Helping children aged nine to 10 with maths at home
By Year 5, children are adding, subtracting and doubling simple decimals. They learn to use calculators and are able to multiply and divide numbers by 10 and 100.
Not every child finds maths exciting, but if you are positive and join in maths games and activities, they're more likely to be confident and, in turn, enjoy themselves.
Try to be patient when your child says, "I don't get it!" (easier said than done), just take a break and return to it another time.
Continue to play any kind of games that involve developing your child's number and money-handling skills.
A useful game to develop decimal skills is to use a pack of playing cards with the picture cards removed. Shuffle the cards. Each player takes three cards. Make as many decimal numbers as you can using the three numbers chosen. For example: 2, 4, 7 could make 24.7, 2.47, 7.24 etc. Each person says the numbers they have made.

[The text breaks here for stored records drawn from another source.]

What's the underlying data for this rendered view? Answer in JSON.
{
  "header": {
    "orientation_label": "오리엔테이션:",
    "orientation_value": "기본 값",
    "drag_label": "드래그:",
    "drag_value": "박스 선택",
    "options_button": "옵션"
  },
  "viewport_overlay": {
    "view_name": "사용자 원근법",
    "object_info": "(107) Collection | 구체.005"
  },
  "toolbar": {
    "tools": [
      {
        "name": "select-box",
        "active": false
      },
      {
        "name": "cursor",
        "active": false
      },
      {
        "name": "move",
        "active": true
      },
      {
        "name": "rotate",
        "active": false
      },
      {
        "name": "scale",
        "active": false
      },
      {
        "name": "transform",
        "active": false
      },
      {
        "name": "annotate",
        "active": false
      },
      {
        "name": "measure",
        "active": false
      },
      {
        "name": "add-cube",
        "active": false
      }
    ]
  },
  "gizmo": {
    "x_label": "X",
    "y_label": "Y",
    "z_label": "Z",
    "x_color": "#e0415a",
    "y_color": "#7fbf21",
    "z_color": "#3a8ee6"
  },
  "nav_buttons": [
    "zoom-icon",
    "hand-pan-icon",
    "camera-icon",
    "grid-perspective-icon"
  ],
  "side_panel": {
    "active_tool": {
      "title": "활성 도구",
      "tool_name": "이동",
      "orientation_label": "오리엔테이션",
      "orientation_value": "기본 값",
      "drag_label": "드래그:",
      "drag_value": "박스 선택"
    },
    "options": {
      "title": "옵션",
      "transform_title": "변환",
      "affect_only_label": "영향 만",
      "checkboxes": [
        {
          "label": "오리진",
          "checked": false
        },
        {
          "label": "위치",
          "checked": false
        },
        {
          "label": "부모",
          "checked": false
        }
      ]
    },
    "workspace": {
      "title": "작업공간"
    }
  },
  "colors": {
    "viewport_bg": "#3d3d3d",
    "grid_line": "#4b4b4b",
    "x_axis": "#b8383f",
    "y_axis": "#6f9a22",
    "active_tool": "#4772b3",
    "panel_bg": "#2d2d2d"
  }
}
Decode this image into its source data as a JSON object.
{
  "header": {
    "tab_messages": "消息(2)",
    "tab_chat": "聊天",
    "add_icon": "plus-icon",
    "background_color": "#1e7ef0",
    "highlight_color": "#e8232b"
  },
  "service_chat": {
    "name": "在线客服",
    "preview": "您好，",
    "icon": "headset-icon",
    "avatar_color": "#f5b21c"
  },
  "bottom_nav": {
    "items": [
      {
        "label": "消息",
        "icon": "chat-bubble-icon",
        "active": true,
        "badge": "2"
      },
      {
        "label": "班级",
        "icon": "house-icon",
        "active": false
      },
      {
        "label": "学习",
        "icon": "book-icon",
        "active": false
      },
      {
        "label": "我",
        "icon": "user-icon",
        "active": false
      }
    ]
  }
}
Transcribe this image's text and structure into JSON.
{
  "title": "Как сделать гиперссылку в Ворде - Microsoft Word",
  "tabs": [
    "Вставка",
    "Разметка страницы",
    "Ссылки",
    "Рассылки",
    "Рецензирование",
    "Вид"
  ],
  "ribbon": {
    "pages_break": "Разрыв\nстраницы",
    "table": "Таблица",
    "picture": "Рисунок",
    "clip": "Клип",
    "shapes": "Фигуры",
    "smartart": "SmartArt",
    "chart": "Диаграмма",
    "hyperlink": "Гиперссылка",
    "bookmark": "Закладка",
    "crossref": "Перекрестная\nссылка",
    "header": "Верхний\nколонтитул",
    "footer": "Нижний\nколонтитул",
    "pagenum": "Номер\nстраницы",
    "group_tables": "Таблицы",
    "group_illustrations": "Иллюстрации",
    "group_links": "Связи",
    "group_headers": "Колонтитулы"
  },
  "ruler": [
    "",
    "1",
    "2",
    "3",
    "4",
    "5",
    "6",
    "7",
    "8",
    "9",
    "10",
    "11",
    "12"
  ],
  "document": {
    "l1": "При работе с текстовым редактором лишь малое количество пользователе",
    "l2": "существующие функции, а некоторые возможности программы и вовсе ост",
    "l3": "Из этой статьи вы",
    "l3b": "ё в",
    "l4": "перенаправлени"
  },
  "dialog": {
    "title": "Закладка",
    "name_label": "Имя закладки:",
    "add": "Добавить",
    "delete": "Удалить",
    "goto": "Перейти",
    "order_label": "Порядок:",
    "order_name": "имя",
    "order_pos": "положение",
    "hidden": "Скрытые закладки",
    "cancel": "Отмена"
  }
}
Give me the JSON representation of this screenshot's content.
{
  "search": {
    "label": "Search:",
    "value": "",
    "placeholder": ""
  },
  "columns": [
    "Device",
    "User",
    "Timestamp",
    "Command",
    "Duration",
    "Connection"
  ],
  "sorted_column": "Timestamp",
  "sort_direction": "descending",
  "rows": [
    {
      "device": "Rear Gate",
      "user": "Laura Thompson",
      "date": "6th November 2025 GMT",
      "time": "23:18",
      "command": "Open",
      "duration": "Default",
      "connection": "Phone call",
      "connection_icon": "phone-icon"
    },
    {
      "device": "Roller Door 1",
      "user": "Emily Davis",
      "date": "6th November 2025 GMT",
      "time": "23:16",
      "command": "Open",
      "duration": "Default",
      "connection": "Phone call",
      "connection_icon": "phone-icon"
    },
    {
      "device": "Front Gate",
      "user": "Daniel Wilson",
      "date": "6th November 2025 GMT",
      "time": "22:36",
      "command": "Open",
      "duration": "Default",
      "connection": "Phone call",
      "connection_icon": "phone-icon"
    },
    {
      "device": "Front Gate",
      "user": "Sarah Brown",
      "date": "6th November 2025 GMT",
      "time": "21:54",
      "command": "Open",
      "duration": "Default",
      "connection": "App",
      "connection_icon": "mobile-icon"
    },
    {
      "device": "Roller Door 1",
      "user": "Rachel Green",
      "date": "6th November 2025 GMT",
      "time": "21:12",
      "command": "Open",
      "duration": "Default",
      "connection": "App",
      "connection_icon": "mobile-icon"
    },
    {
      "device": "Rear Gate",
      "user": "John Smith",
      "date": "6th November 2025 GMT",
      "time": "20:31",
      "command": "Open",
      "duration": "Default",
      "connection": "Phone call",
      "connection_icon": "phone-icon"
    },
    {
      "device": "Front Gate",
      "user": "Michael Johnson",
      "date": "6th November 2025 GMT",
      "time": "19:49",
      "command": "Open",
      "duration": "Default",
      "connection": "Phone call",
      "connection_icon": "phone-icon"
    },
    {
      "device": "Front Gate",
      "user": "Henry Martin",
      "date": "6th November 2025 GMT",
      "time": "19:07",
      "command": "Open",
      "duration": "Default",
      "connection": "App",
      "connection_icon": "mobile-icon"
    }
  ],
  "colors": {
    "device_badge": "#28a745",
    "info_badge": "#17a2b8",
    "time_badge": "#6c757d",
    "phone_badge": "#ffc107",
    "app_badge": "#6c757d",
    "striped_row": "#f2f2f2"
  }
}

Shuffle and make more decimals. Ask questions such as, Which is the largest/smallest number? Will any combinations make a whole number?
Once again, shopping is a useful task to reinforce money-handling and number facts. For example: is it worth buying 3-for-2 on these biscuits? How much will we save?
Resort to bribery: "All the money we save on special offers this week, you can have as extra pocket money, but you need to add it up."
Finding the mean and median
You can continue to help with different aspects of maths, such as finding the mean and median. Using a set of dominoes, for example, your child picks five dominoes and then adds the dots on each domino together to give them five numbers. For example: 1 + 3 = 4, 2 + 2 = 4, etc. They record the score.
What is the mean score? A mean score is the most common form of average.
For example, find the total of a group of numbers (eg 4, 4, 6, 4, 7) and then divide by the number in the group. This means 4 + 4 + 6 + 4 + 7 = 25; 25 ÷ 5 = 5; 5 is the mean number.
What is the median score? The median is the middle value of all the items listed in order, the smallest first.
For example, with numbers 4, 4, 4, 6, 7, the median is 4. You can repeat this several times so your child is confident of the meaning of the terms - and it will remind you too, if it's all a bit rusty!
It's also important for your child to see patterns in numbers. Get them to choose any three consecutive numbers (eg 1, 2, 3 or 15, 16, 17) and add them together. What do you notice? Is the total always a multiple of 3?
It is important for children to have quick recall of their tables, so keep practising them. Time them and encourage them to beat their previous time.
They will also be working on percentages in schoo, so working out percentages for things they want to buy is an effective way to consolidate this.
Dividing cakes, pizzas etc into six or eight pieces is a useful way of using their knowledge of thirds and quarters.